Enquanto as estratégias eram colocadas em prática, o tempo de Mohammed em Afar acabava, e ele começava a se preparar para voltar para ir para casa. Deixar um projeto é sempre difícil, em especial quando há tanto a se fazer.  

Enquanto a chuva continuava, a região pouco a pouco foi passando por uma metamorfose. O pasto começou a nascer em várias partes, dando à paisagem, antes semidesértica, a cor verde. Para os moradores da região, essa transformação trouxe um grande sentimento de alívio.

Luís Ponte, que assumiu a gestão do projeto em Afar já no meio do período das enchentes, observou: “Com o tempo, pudemos ver uma mudança.

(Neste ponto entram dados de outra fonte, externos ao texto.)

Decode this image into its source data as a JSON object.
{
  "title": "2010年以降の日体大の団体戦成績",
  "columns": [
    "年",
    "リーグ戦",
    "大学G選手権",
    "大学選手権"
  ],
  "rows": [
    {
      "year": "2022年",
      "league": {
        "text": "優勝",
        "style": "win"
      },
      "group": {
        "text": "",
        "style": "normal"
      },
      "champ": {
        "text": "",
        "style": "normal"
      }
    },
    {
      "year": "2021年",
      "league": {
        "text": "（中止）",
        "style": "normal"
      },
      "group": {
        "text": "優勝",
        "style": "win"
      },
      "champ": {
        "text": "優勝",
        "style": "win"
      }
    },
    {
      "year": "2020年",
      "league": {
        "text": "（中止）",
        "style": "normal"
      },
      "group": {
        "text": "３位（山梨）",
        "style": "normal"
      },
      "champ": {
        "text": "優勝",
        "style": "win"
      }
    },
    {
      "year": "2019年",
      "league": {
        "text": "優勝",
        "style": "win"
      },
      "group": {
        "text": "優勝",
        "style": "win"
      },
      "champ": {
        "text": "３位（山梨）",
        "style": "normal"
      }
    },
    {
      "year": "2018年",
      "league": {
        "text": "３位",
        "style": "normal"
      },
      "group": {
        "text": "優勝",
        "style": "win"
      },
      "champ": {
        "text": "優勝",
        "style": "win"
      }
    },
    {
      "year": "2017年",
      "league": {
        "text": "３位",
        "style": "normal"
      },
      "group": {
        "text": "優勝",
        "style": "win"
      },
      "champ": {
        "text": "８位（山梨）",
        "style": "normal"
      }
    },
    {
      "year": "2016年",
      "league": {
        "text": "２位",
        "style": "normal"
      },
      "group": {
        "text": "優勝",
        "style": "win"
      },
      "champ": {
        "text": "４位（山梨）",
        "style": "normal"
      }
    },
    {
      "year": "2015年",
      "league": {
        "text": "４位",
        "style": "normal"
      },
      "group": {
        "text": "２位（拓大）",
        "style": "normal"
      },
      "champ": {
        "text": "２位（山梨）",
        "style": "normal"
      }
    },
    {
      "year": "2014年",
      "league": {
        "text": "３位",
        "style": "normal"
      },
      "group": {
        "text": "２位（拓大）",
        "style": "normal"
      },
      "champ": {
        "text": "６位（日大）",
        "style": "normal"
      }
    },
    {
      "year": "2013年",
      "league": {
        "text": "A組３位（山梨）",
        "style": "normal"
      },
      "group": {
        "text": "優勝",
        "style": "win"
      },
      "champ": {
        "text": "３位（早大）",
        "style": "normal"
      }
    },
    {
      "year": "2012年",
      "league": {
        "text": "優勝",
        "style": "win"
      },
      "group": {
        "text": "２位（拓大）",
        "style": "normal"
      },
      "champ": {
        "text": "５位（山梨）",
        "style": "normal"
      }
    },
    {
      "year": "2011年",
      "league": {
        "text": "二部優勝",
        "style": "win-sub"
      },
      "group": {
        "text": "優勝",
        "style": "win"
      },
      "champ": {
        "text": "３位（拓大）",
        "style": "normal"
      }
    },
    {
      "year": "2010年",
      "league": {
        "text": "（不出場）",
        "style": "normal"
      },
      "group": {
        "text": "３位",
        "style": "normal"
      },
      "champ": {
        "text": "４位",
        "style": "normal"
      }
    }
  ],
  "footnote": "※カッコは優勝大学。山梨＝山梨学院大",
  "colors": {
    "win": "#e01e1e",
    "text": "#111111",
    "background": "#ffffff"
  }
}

Os animais que não tinham muito mais que pele e osso começaram a crescer e ganhar peso. O leite, umas das principais bases da alimentação na região, estava novamente sendo vendido pelos pastores.”

Ainda que o número de crianças desnutridas tenha diminuído, a situação continua instável. Quando perguntado sobre a situação há alguns dias, Luís relatou: “Ainda há muita necessidade. Vez ou outra ainda encontramos famílias com crianças gravemente desnutridas. Também temos noção de que as chuvas duraram apenas um mês. Só nos resta esperar que tenha sido o suficiente para que os pastores locais sobrevivam ao próximo período de escassez, quando o pasto não cresce.”